Hoge Raad dari beberapa arrestnya berpegang teguh pada kriteria-kriteria tersebut di atas antara lain:
- “untuk adanya suatu feit/tindakan yang berlanjut tidaklah cukup jika beberapa tindak pidana itu merupakan tindak-tindak pidana yang sejenis, akan tetapi tindak-tindak pidana itu haruslah pula merupakan pelaksanaan satu maksud yang sama yang terlarang menurut undang-undang”.
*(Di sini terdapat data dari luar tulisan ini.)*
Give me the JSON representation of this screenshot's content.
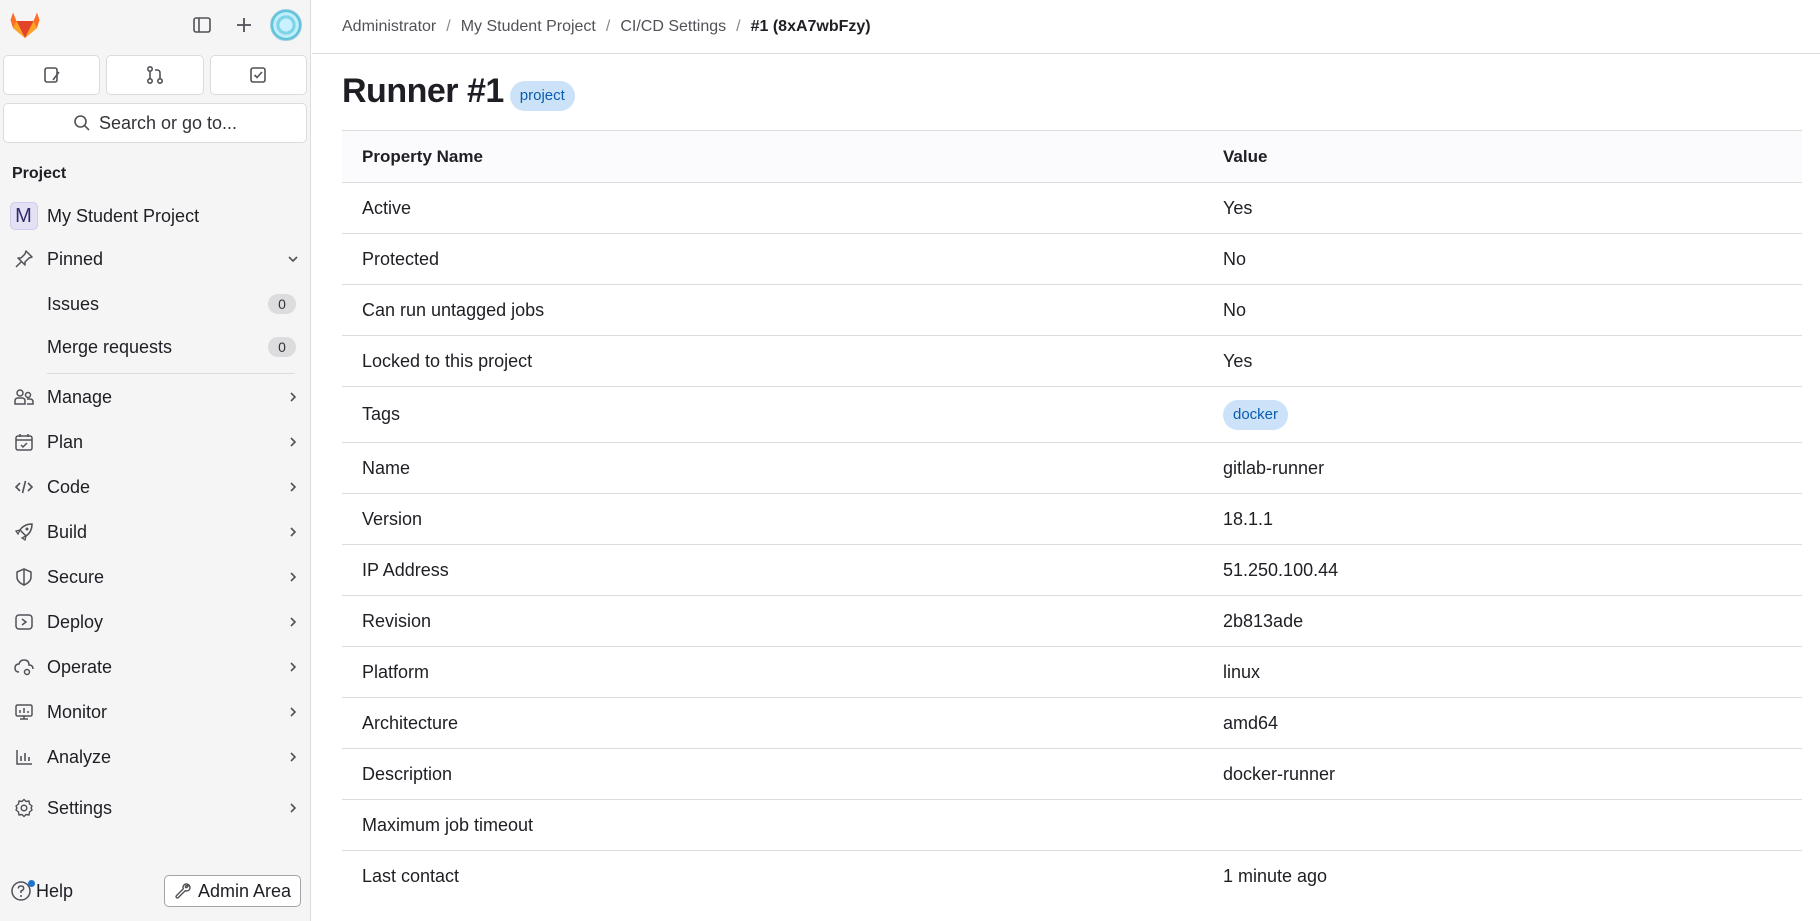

- “tindak-tindak pidana yang sejenis saja tidak mencukupi apabila dua tindak pidana itu telah dipisahkan oleh suatu jangka waktu dan ternyata tertuduh pada waktu melakukan tindak pidananya yang pertama itu juga tidak memutuskan apa yang akan dilakukannya kemudian maka disitu tidak terdapat suatu feit/tindakan yang berlanjut”.
Misalnya:
“seseorang yang telah mencuri setumpuk papan yang karena jumlahnya yang banyak maka papan tersebut telah ia bawa pulang secara berangsur-angsur”.